By being able to finance plants of this size, MidAmerican can benefit from economies of scale and generous renewables subsidies in states such as California — reaping much higher profits compared to conventional energy sources.

Through MidAmerican’s development of solar and wind, Berkshire has also been able to offset some of its hefty tax bill by using federal incentives such as the investment and production tax credits. “There is growing interest in corporations that have tax appetite to look at investing in renewables to lower their tax basis,” says Foley.

Berkshire has an advantage here as it has enough tax to be able to utilise these credits without external help — whereas smaller developers with less of a tax liability have to sell their credits to large banks, which often charge upwards of 14% for the privilege. This tax-equity market is also limited by a small number of participants and roughly $6bn size, equivalent to the cost of a handful of large solar or wind projects.

And when it comes to accessing capital, privately owned MidAmerican also has several key advantages.

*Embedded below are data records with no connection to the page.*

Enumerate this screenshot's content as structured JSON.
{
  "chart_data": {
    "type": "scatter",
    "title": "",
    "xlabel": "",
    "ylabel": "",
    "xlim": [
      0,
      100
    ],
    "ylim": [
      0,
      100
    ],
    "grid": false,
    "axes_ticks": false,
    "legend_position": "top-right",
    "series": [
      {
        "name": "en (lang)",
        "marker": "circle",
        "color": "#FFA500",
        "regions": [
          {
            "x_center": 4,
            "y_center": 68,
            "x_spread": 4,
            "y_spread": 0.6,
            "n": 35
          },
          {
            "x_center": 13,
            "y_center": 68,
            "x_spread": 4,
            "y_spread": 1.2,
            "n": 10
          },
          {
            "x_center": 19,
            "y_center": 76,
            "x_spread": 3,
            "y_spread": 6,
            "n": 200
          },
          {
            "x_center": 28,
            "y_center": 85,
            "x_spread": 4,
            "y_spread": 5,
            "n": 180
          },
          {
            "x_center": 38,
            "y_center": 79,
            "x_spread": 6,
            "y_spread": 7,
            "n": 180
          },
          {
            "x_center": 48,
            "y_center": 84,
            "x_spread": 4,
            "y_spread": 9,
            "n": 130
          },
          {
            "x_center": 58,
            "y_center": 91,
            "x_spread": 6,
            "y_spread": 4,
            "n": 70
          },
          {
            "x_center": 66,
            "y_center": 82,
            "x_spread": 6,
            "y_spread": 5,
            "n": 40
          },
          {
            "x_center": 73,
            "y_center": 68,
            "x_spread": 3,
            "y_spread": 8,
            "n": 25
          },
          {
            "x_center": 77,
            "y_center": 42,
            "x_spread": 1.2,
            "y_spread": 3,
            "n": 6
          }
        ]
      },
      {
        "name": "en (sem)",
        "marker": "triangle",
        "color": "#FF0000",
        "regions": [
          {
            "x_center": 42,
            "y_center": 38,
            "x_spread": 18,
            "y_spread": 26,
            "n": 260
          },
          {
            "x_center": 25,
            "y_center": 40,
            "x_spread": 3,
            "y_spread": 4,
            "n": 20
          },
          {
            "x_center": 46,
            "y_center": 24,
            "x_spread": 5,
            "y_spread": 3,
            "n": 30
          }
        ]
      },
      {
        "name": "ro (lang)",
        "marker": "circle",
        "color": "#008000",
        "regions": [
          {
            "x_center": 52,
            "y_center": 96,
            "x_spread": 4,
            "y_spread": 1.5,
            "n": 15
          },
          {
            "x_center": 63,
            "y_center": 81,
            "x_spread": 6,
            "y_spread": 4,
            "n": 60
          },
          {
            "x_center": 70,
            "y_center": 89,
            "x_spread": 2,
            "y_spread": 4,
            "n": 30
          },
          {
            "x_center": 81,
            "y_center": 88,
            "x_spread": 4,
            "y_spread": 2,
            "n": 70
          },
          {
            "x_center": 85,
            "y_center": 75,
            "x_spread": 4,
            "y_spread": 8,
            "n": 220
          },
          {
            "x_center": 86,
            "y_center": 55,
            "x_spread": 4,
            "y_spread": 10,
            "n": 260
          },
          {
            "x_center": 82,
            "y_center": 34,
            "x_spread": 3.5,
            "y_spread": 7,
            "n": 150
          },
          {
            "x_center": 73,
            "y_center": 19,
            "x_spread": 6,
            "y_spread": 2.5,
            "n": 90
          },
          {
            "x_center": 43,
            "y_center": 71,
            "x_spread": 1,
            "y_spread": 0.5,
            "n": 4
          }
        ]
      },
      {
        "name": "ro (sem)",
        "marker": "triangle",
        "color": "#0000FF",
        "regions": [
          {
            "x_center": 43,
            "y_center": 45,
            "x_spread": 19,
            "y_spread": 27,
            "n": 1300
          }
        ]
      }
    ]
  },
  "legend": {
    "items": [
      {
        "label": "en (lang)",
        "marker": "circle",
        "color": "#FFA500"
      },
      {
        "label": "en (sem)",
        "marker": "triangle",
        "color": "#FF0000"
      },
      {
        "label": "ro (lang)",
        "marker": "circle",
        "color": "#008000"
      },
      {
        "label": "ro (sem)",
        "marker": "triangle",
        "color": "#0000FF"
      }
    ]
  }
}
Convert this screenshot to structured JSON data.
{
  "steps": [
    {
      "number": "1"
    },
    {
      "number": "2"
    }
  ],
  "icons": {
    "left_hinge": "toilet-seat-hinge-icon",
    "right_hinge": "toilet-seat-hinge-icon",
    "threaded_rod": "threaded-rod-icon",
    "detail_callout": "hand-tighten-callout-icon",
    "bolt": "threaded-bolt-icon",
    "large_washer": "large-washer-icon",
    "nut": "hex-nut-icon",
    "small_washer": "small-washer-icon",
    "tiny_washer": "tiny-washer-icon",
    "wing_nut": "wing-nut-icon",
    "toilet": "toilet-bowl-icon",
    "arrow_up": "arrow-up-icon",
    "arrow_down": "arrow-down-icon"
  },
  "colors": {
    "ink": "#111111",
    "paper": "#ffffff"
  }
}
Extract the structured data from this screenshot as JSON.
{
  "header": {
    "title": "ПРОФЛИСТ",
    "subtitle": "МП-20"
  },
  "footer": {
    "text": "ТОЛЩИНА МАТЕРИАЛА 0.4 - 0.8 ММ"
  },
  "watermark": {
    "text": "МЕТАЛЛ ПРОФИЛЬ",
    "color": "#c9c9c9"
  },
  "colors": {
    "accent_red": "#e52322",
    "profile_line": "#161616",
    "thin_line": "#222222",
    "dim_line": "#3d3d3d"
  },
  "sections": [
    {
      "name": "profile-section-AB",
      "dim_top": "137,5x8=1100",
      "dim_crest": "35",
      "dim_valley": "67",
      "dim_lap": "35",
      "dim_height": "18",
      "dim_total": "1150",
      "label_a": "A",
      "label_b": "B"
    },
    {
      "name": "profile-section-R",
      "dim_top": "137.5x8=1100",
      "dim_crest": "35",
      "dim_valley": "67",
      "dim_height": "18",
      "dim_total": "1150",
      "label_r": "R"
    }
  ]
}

It doesn’t pay a dividend to Berkshire, so retains its cash flow — which it uses to help fund growth and improve already solid credit metrics, should it need to borrow. And more importantly, MidAmerican has quick and ready access to cash from its parent, so it can pounce on market opportunities faster than most potential rivals.

Berkshire is, in fact, floating on a sea of cash generated by its large underwriting operations and $100bn equity portfolio. 

“Buffett’s challenge is trying to find ways to put that money to work,” says Cliff Gallant, an analyst at Nomura. “The parent company doesn’t need the cash and it has, like, $30bn to invest right now.”

To slow cash accumulation, Buffett expects his top managers to invest in their businesses to widen their “economic moats”, or competitive advantage. He also gives them wide latitude to make acquisitions — so-called bolt-on deals that are relatively low-risk and increase earnings.

Greg Abel, who became boss of MidAmerican in 2008 (and is a possible candidate to succeed Buffett as Berkshire chief executive), is doing just that. He has invested $7bn since 2011 in wholesale solar and wind projects, forming MidAmerican Renewables in 2012 to oversee the assets.

The company’s three US rate-regulated utilities, which serve ten states, began adding wind last decade — they now have 3.7GW — with a large chunk of the estimated $6bn investment occurring under Abel. Wind will be 39% of Iowa-based MidAmerican Energy’s generation capacity in 2015 when build-out of 1.05GW of additional capacity is completed.

“We relish making such commitments if they promise reasonable returns,” Buffett wrote in the 2012 Berkshire annual report.

His ability to spot long-term returns from an industry that has burned countless others is what has made Buffett such a savvy operator. With him in the game, other investors are increasingly recognising the financial potential of one of America’s fastest-growing industries.